А такие простушки, как я, нужны были только для правдоподобия – чтобы не перепутать имен, адресов и т. п.

И все же я не верила, что девушек посадят. За что?

Не верила, но сознавала, что попала в западню. Надо было как-то избавиться от Мурашкина, коль скоро у меня не хватило ума сразу придумать что-нибудь исключающее встречи с ним. Но как избавиться? Спасти меня могло только одно – разрыв с Е. Но с Е. я училась еще в первой своей школе у Покровских ворот. А в институте с ней подружилась. И теперь, когда она была в страшной беде, оставить ее, разругаться с ней казалось мне невозможным. Ведь когда арестовали мачеху Е. и увезли куда-то ее младшую сестру и братика, ей стало страшно одной, и она просила меня хоть иногда ночевать с ней в пустой квартире с опечатанными тремя комнатами. Вместе с Е., убираясь, мы обнаружили в сундуках на кухне горы белых сухарей, вернее, горы сушеного белого хлеба, который в начале 30-х был только в спецпайках. Еще одна примета того безумного времени: жена видного чиновника в ранге министра сушила сухари.

Нет, не могла я разругаться с Е. и в то же время понимала, что энкавэдэшная петля стягивается не только на ее, но и на моей шее все туже и туже.

В окружении Е. с каждым днем прибавлялось дочерей и сыновей врагов народа. Среди них был белобрысый латыш Игорь Петерсон, сын коменданта Кремля при Ленине. Еще Курс, старый поклонник Е., студент истфака из семьи опального партийца54. Никогда прежде я о них не слышала. Несчастья сплачивают. В первую голову это касалось Е. Она никогда особенно не дружила с X., типичной девицей из Дома правительства, а теперь они сошлись очень тесно. И X., общительная и кастовая, привела в компанию множество себе подобных. Подружилась даже с последней женой Тухачевского, совсем молоденькой женщиной. И мы с Е., открыв рот, внимали рассказам X. о вечерних туалетах Тухачевской. Нам и в голову не приходило, что в СССР ходят на приемы в длинных платьях с голой спиной.

Итак, круг клиентов НКВД вокруг Е. неумолимо расширялся. А я уже тогда смутно понимала, что большевики, по своему генезису заговорщики, больше всего боялись объединения людей по интересам. Впоследствии даже самые невинные письма, подписанные несколькими людьми, квалифицировались как «вражеские вылазки»… Мои советы Е. держаться подальше от X. и всей этой «бражки» (ходила такая частушка: «Вся наша бражка с Сивцева Вражка») были в сложившейся ситуации бессмысленны.

Мучила ли меня совесть?

Да, мучила. Мучила из-за того, что я не говорю Е. о вызовах на площадь Дзержинского.

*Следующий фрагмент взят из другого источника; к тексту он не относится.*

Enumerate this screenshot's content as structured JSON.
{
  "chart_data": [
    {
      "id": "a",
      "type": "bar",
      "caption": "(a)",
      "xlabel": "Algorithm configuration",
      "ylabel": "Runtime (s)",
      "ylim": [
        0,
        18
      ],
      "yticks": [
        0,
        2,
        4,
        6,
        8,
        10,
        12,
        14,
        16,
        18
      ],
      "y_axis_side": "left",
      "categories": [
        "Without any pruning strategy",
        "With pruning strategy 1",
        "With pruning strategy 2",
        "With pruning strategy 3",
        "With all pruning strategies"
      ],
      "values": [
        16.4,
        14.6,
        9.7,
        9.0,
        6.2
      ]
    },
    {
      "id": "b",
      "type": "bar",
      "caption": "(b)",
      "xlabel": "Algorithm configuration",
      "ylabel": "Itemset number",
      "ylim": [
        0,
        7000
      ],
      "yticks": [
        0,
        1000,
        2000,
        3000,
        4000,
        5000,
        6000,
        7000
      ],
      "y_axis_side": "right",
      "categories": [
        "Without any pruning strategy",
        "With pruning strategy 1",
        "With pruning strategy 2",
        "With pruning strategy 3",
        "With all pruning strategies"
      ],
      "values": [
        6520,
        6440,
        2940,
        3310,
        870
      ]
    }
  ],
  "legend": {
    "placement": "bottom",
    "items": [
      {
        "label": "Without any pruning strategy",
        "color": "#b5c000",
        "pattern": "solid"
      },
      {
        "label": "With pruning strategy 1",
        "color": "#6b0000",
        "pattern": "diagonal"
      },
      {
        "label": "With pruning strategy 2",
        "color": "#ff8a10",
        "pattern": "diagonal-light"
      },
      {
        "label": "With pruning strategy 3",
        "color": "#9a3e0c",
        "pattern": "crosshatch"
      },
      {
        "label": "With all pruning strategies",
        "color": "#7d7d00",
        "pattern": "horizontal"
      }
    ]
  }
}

Но я, разумеется, понимала, что, скажи я об этом Е., она тут же сообщит новость X. А X. немедленно расскажет всем знакомым, оказавшимся в аналогичном положении.

Итак, я оказалась в страшной западне. А сейчас думаю, что в такую западню попадали, очевидно, не только такие простофили, как я, но и люди куда более умные и искушенные.

И тут сразу же вспоминаешь Пастернака.

Призову на помощь Ольгу Ивинскую, последнюю любовь Пастернака.

В книге «В плену времени» Ивинская рассказала о встрече в 1935 году в Париже двух великих русских поэтов.

«Семья ее (Цветаевой), – пишет Ивинская, – была тогда на перепутье – ехать на Родину – не ехать. Вот как отозвался на это сам Пастернак: “Цветаева спрашивала, что я думаю по этому поводу. У меня на этот счет не было определенного мнения. Я не знал, что ей посоветовать…”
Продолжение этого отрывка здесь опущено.